LOGER DE L’IMMOBILIER LOCATIF DANS UNE SOCIETE D’EXPLOITATION NE PERMET PAS D’ECHAPPER A L’ISF/IFI

Un contribuable tente d’échapper à l’ISF en logeant son immobilier locatif dans la société dans laquelle il exerce son activité professionnelle. Il est rappelé à l’ordre par les juges du fond.

La décision

En 2015, l’administration fiscale avise les époux M de ce que la consistance de leur patrimoine atteint un montant suffisant pour devoir déposer une déclaration au titre de l’ISF.

Les époux finissent par déposer des déclarations pour les années 2010 à 2015.

L’administration conteste les déclarations déposées notamment en ce qu’elle entend réintégrer une partie de valeur de la société holding dans l’assiette de l’ISF au motif qu’elle n’abrite pas que l’activité professionnelle du mari.

Les époux M soutiennent que tous les biens inclus dans la société commerciale holding gérant l’activité professionnelle, devaient bénéficier de l’exonération de droits sur le patrimoine professionnel, y compris le patrimoine locatif.

La Cour d’appel de PAU (CA PAU, 7 février 2023, n° 21/01112) les déboute :

« l’administration fiscale constate que la société possède des immeubles affectés à la location d’habitation (…)

L’administration estime donc qu’il faut réintégrer dans l’actif imposable une proportion de la valeur des parts de la société holding, parce que cette activité de location reste sans rapport avec l’activité professionnelle du déclarant ce qui lui interdit de considérer ces actifs comme des actifs professionnels ; (…)

En droit, rien ne s’oppose à ce qu’une société, en particulier une société Holding, dispose de statuts permettant l’exercice de plusieurs activités, relevant pour certaines de l’activité professionnelle du déclarant et pour d’autres d’une activité non rattachable à son activité professionnelle. Le choix relève de la liberté économique et juridique.

Mais cela ne suffit pas pour que les activités de location d’immeubles puissent être assimilées à une activité professionnelle du dirigeant social au sens des textes d’imposition régissant l’ISF ; cette liberté juridique ne doit pas pouvoir être utilisée à des fins d’évasion fiscale. Au regard du droit fiscal, la régularité du choix d’une structure juridique unique recouvrant des activités économiques différentes n’a aucune portée ; la jurisprudence est ainsi venue valider la méthode consistant à ventiler la valeur des parts d’une société entre une quote-part reflétant la valeur d’une activité professionnelle exonérée et une autre quote-part reflétant la valeur d’une activité non professionnelle et donc assujettie à l’ISF ou à l’IFI.

(…)

La position juridique de l’administration est donc justifiée. »

Décryptage

Si loger des actifs patrimoniaux dans une société d’exploitation peut permettre, sous réserve de la prépondérance de l’activité éligible, de faire bénéficier ces actifs de l’exonération partielle de droits de mutation à titre gratuit « Dutreil », cela n’est pas le cas en matière d’impôt sur la fortune (ISF/IFI).

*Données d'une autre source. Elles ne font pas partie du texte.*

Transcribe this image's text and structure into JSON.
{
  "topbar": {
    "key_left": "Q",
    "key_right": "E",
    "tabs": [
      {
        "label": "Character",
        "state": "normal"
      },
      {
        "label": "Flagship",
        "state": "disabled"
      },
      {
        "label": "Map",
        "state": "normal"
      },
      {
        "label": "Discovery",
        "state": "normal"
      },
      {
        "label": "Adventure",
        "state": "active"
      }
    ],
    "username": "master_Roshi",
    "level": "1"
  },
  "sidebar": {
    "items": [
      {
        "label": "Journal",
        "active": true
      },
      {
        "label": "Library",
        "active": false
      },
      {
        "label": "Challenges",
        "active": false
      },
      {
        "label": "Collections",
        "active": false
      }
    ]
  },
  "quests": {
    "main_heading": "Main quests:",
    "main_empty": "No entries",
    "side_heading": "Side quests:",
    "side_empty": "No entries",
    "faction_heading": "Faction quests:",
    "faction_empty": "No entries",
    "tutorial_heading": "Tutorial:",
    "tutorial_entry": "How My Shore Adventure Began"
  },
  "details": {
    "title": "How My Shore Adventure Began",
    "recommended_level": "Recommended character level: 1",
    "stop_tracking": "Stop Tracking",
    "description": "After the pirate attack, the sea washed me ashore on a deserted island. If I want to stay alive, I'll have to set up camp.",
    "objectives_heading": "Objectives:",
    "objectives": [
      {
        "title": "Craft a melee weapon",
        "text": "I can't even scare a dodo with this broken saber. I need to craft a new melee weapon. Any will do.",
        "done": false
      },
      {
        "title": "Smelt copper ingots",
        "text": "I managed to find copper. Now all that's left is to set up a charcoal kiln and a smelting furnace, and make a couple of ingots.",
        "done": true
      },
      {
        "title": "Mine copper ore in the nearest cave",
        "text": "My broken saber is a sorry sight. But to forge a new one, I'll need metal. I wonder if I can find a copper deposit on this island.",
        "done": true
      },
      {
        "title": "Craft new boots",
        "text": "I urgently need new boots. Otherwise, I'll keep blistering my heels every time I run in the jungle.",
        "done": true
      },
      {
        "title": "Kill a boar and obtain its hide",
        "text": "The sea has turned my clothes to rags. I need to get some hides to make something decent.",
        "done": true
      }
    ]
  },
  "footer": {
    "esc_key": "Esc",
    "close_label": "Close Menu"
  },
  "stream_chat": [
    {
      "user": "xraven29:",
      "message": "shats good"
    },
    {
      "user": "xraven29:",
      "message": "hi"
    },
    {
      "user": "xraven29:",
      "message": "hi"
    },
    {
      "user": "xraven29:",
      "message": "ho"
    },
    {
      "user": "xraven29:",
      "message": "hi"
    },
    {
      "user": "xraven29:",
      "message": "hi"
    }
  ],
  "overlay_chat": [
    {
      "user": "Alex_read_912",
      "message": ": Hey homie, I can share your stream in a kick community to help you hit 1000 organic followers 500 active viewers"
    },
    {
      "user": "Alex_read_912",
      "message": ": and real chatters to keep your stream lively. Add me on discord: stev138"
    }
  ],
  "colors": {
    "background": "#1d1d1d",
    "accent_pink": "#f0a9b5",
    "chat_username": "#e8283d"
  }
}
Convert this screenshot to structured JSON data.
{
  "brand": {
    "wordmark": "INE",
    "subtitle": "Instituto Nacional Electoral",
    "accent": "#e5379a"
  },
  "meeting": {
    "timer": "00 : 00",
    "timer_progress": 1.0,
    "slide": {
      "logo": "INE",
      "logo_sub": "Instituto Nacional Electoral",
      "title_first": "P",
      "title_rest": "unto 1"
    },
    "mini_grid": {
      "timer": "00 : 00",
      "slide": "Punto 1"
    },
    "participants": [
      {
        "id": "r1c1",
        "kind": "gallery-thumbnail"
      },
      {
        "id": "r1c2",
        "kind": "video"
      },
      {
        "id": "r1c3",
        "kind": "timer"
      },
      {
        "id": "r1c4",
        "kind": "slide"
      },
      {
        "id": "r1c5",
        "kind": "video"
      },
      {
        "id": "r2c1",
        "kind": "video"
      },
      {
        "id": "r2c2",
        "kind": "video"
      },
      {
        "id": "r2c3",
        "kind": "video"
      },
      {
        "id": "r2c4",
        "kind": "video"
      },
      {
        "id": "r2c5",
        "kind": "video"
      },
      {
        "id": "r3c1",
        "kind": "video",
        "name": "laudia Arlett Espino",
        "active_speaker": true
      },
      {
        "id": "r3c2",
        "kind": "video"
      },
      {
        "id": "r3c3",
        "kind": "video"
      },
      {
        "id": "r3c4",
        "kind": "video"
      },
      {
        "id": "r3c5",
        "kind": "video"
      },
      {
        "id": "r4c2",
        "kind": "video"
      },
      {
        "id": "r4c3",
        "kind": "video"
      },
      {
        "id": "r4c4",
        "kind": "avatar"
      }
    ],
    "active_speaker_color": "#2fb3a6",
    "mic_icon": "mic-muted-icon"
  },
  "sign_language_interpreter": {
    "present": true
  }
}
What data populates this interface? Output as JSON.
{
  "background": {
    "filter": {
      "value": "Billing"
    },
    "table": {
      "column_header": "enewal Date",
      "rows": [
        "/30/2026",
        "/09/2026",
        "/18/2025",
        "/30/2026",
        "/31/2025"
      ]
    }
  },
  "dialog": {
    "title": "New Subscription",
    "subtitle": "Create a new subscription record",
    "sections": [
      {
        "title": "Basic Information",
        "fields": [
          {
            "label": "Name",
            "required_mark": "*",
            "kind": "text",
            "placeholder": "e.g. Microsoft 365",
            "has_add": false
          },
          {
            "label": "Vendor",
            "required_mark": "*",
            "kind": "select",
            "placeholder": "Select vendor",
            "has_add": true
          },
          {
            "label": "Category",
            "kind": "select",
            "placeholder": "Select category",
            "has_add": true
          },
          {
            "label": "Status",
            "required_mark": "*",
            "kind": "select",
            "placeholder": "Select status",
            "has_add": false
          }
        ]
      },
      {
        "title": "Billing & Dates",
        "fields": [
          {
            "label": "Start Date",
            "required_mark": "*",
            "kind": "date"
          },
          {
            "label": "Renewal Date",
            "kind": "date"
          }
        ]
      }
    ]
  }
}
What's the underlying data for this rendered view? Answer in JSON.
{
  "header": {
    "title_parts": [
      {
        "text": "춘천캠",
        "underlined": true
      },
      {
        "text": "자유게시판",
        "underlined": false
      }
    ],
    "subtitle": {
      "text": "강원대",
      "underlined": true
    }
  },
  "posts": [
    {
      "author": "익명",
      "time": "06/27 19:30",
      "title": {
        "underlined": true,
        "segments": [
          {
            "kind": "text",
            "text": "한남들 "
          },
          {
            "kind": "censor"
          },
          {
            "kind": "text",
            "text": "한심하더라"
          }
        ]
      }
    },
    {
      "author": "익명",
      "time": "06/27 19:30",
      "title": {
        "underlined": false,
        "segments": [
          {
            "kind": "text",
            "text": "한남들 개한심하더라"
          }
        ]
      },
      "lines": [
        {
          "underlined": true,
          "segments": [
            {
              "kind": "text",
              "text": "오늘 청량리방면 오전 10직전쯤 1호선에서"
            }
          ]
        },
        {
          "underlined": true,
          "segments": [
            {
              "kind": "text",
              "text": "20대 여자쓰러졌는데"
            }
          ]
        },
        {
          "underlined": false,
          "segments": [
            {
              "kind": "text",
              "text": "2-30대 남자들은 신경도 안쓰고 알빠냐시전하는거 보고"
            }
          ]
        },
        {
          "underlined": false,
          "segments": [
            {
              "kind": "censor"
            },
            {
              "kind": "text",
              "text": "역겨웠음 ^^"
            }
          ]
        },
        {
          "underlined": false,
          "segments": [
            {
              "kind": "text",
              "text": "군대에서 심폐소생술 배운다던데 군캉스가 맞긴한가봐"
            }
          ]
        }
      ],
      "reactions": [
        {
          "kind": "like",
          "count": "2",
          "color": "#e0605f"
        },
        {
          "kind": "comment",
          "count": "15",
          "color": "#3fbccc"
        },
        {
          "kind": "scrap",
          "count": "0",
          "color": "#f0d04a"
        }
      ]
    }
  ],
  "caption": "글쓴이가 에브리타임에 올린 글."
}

Si les faits de l’espèce sont un peu caricaturaux, ils sont l’occasion de rappeler quelques principes en matière d’ISF et d’IFI.

En matière d’ISF, l’article 885 O ter précisait dans sa version initiale :

« Seule la fraction de la valeur des parts ou actions correspondant aux éléments du patrimoine social nécessaires à l’activité industrielle, commerciale, artisanale, agricole ou libérale de la société est considérée comme un bien professionnel. »

La pratique s’était développée de loger des actifs non professionnels dans des filiales ou sous filiales d’une société constituant un bien professionnel, pour les faire échapper à l’ISF.

Et ce malgré la position de l’administration qui considérait que ne bénéficiaient pas de l’exonération les actifs situés dans des filiales ou sous-filiales sans lien avec l’activité.

Dans un arrêt du 20 octobre 2015 (n° 14-19.598, Publié au bulletin), la Cour de cassation a retenu au contraire que la limitation de l’exonération d’ISF des biens professionnels ne s’étend pas aux actifs des filiales et sous-filiales :

« Mais attendu que l’arrêt retient à bon droit que l’article 885 O ter du code général des impôts, qui limite la portée de l’exonération de taxation des biens professionnels, est d’interprétation stricte, en sorte que son champ d’application ne s’étend pas aux actifs des filiales et sous-filiales des sociétés constituant un groupe et que le terme « société », qu’il mentionne, renvoie seulement à la société qualifiée de bien professionnel par l’article 885 O bis du même code, dans laquelle le contribuable détient des parts sociales ; que le moyen n’est pas fondé ; »

En réaction, la loi de finance rectificative pour 2016 est venue compléter l’article 885 O ter pour exclure expressément de l’exonération des biens professionnels tous les actifs non nécessaires à l’activité, y compris logés dans des filiales ou sous-filiales.

En matière d’IFI le principe est que tous les biens immobiliers sont taxables.

Il existe deux exceptions principales :

– l’exclusion d’assiette de l’immobilier affecté à l’activité, sous réserve qu’il soit affecté à l’activité de la société qui le détient ou à l’activité de certaines autres sociétés appartenant au même groupe que la société qui les détient ;

– l’exonération des biens professionnels qui permet d’exonérer l’immobilier affecté à l’activité professionnelle du redevable.

Loger des biens immobiliers « non professionnels » dans une société ayant une activité industrielle, commerciale, artisanale, agricole ou libérale ne permet pas d’échapper à l’impôt sur la fortune.